L’art numérique africain en question : Confrontation de deux générations d’artistes
vendredi 12 mai 2006
Digitart, art numérique, netart,... autant de termes au sens énigmatique pour les artistes de la vieille garde, que la relève manie avec la plus grande facilité. La conférence organisée, hier, après-midi, au Pen’Art Jazz, par l’association Gaw Lab, a eu le mérite de prouver que la fracture numérique entre générations n’est pas un vain mot.
Le peintre sénégalais Amadou Sow, artiste de cinquante-cinq ans à la longue et brillante carrière, diplômé de l’Ecole des Beaux Arts du Sénégal et de l’Académie des Beaux Arts de Vienne, en Autriche, fait face à un jeune artiste sénégalais au talent prometteur, Samba Fall, peintre bidouilleur sur le Net.
L’enjeu de la confrontation est la pertinence d’un art numérique africain. En effet, plusieurs voix s’élèvent pour critiquer les œuvres d’art numériques africaines. Certains jugent cette technologie inadaptée aux réalités africaines. D’autres estiment que l’utilisation du numérique par les artistes africains correspond à un comportement avilissant de mimétisme des créations occidentales, qu’expliquerait un complexe d’infériorité. Deux sujets problématiques, auxquels Amadou Sow et Samba Fall répondent d’une seule voix.
Bien que ce ne soit pas le cas pour l’ensemble des pays du continent africain, le Sénégal dispose d’un accès au net performant, comparable à celui offert en Occident. Le Sénégal est suffisamment outillé pour devenir le centre névralgique de l’art numérique dans la Sous-région, si ce n’est plus, estime Sylviane Diop, membre de l’association.
Reste le délicat sujet d’une éventuelle imitation dégradante de l’art occidental. Une idée catégoriquement réfutée par Samba Fall, diplômé de l’Ecole nationale des arts du Sénégal et de la structure Pictune, spécialisée dans les dessins animés. Les artistes africains se sont appropriés l’art numérique. Samba Fall, peintre et dessinateur de dessins animés, réalise des installations où les projections vidéo sont centrales. Il utilise également l’informatique pour réaliser des œuvres consultables sur la toile. « Quand je crée des œuvres sur mon ordinateur, je ne me dis pas que je fais de l’art numérique. Pour moi, c’est de l’art tout court. L’informatique n’est qu’un outil supplémentaire qui m’offre une plus grande liberté de création », explique le jeune artiste.

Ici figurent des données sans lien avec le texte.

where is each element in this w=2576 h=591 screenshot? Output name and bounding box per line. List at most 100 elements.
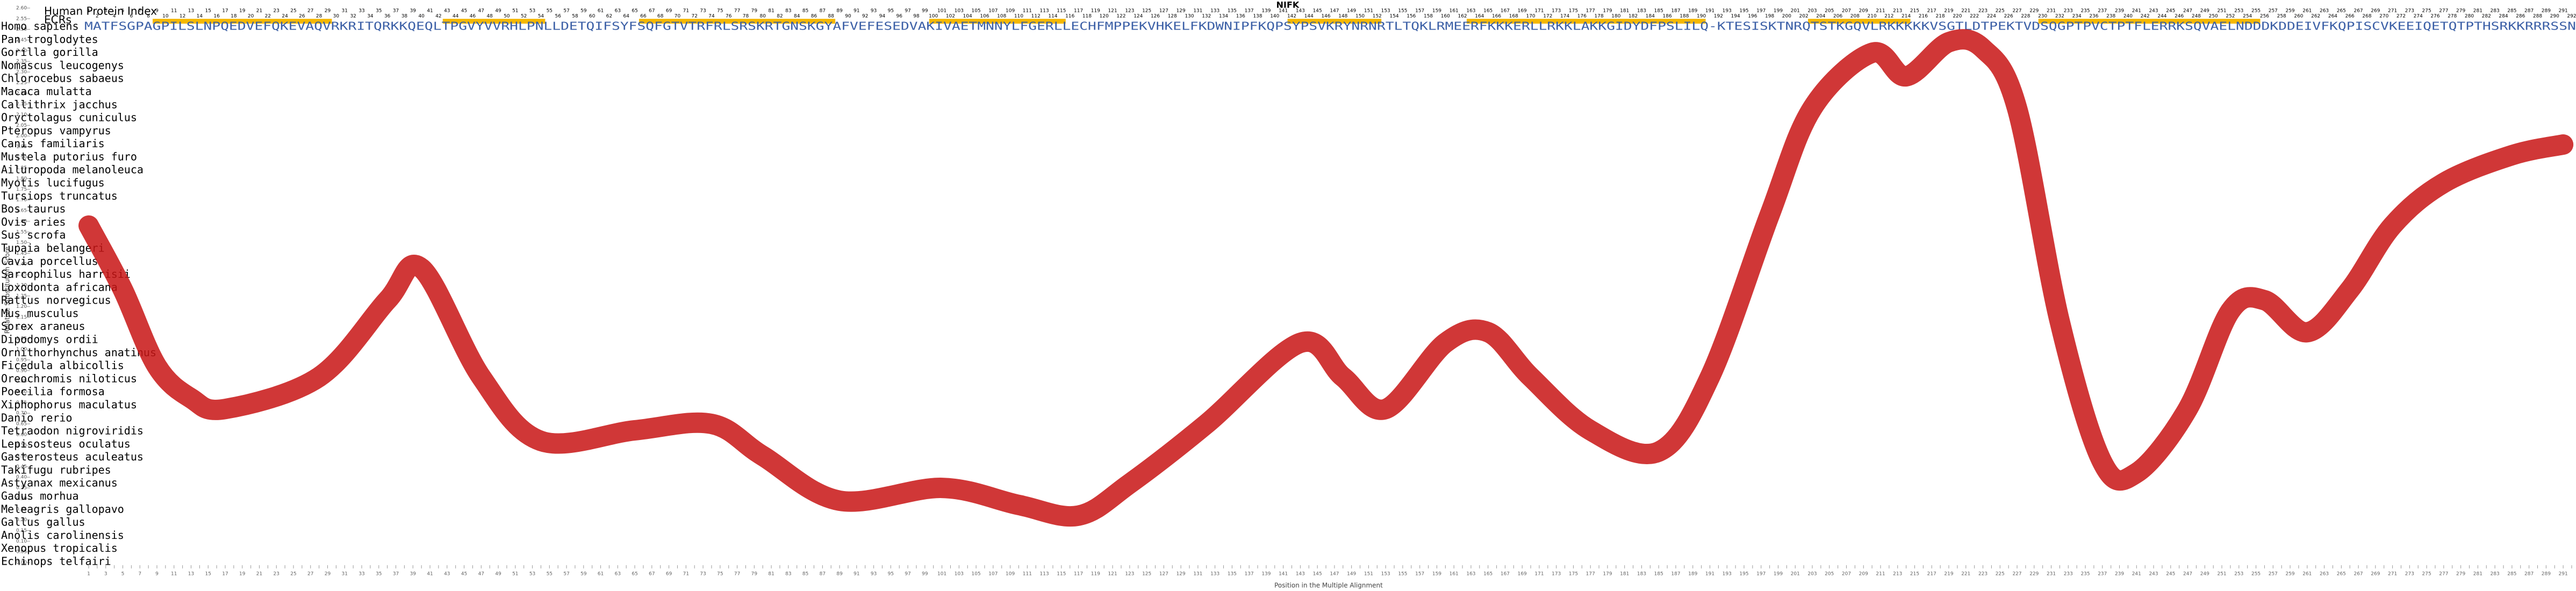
index-tick-label: 226 bbox=[2004, 14, 2013, 19]
index-tick-label: 40 bbox=[418, 14, 425, 19]
index-tick-label: 286 bbox=[2516, 14, 2525, 19]
x-tick-label: 61 bbox=[598, 572, 604, 577]
x-tick-label: 275 bbox=[2422, 572, 2431, 577]
index-tick-label: 114 bbox=[1048, 14, 1057, 19]
x-tick-label: 205 bbox=[1825, 572, 1834, 577]
x-tick-label: 243 bbox=[2149, 572, 2158, 577]
index-tick-label: 244 bbox=[2157, 14, 2166, 19]
index-tick-label: 138 bbox=[1253, 14, 1262, 19]
x-tick-label: 103 bbox=[955, 572, 964, 577]
index-tick-label: 277 bbox=[2439, 9, 2448, 14]
index-tick-label: 81 bbox=[768, 9, 774, 14]
index-tick-label: 270 bbox=[2379, 14, 2388, 19]
y-tick-label: 1.25 bbox=[16, 293, 27, 299]
index-tick-label: 180 bbox=[1611, 14, 1620, 19]
x-tick-label: 155 bbox=[1398, 572, 1407, 577]
index-tick-label: 113 bbox=[1040, 9, 1049, 14]
index-tick-label: 68 bbox=[657, 14, 664, 19]
chart-title: NIFK bbox=[1276, 0, 1300, 10]
y-tick-label: 0.50 bbox=[16, 453, 27, 459]
index-tick-label: 57 bbox=[563, 9, 569, 14]
index-tick-label: 103 bbox=[955, 9, 964, 14]
species-label: Myotis lucifugus bbox=[1, 176, 105, 189]
index-tick-label: 65 bbox=[632, 9, 637, 14]
index-tick-label: 97 bbox=[905, 9, 910, 14]
index-tick-label: 9 bbox=[155, 9, 159, 14]
index-tick-label: 118 bbox=[1082, 14, 1092, 19]
y-tick-label: 0.10 bbox=[16, 539, 27, 544]
index-tick-label: 241 bbox=[2132, 9, 2141, 14]
score-curve bbox=[78, 29, 2574, 527]
species-label: Tetraodon nigroviridis bbox=[1, 424, 143, 437]
x-tick-label: 69 bbox=[666, 572, 672, 577]
x-tick-label: 163 bbox=[1466, 572, 1475, 577]
x-tick-label: 25 bbox=[290, 572, 296, 577]
x-tick-label: 95 bbox=[888, 572, 894, 577]
x-tick-label: 117 bbox=[1074, 572, 1083, 577]
x-tick-label: 173 bbox=[1552, 572, 1561, 577]
y-tick-label: 1.65 bbox=[16, 208, 27, 214]
index-tick-label: 15 bbox=[205, 9, 211, 14]
index-tick-label: 196 bbox=[1748, 14, 1757, 19]
index-tick-label: 32 bbox=[350, 14, 356, 19]
y-tick-label: 0.15 bbox=[16, 528, 27, 534]
index-tick-label: 148 bbox=[1338, 14, 1347, 19]
index-tick-label: 60 bbox=[589, 14, 595, 19]
index-tick-label: 93 bbox=[871, 9, 877, 14]
y-tick-label: 2.15 bbox=[16, 102, 27, 107]
index-tick-label: 235 bbox=[2080, 9, 2090, 14]
x-tick-label: 229 bbox=[2029, 572, 2039, 577]
y-tick-label: 0.60 bbox=[16, 432, 27, 437]
index-tick-label: 10 bbox=[162, 14, 169, 19]
index-tick-label: 183 bbox=[1637, 9, 1646, 14]
y-tick-label: 1.55 bbox=[16, 229, 27, 235]
index-tick-label: 280 bbox=[2465, 14, 2474, 19]
index-tick-label: 264 bbox=[2328, 14, 2337, 19]
species-label: Cavia porcellus bbox=[1, 255, 98, 268]
x-tick-label: 3 bbox=[104, 572, 107, 577]
index-tick-label: 92 bbox=[862, 14, 868, 19]
index-tick-label: 36 bbox=[384, 14, 391, 19]
index-tick-label: 71 bbox=[683, 9, 689, 14]
index-tick-label: 146 bbox=[1321, 14, 1330, 19]
index-tick-label: 82 bbox=[777, 14, 783, 19]
index-tick-label: 267 bbox=[2353, 9, 2363, 14]
index-tick-label: 265 bbox=[2337, 9, 2346, 14]
x-tick-label: 65 bbox=[632, 572, 637, 577]
index-tick-label: 127 bbox=[1159, 9, 1168, 14]
index-tick-label: 269 bbox=[2371, 9, 2380, 14]
x-tick-label: 179 bbox=[1603, 572, 1612, 577]
index-tick-label: 39 bbox=[410, 9, 417, 14]
x-tick-label: 181 bbox=[1620, 572, 1629, 577]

Des propos appuyés par Amadou Sow : « Le numérique n’est qu’un outil d’articulation, entre l’idée et son expression subite », martèle-t-il. Cet artiste l’a d’ailleurs utilisé pour réaliser un film destiné à présenter une série de quatre-vingt trois peintures miniatures, difficilement appréciables à l’œil nu.
Mais, alors que Amadou Sow ne parle que de contact physique avec la matière, de gestes, d’exploitation de la surface de la toile, de permanence dans l’exécution des tableaux... Samba Fall répond en évoquant la rapidité de diffusion, l’accessibilité du grand public à ses œuvres, la prédominance de l’idée sur l’outil... Un dialogue de sourd, imputable sans aucun doute à une facture numérique entre les générations.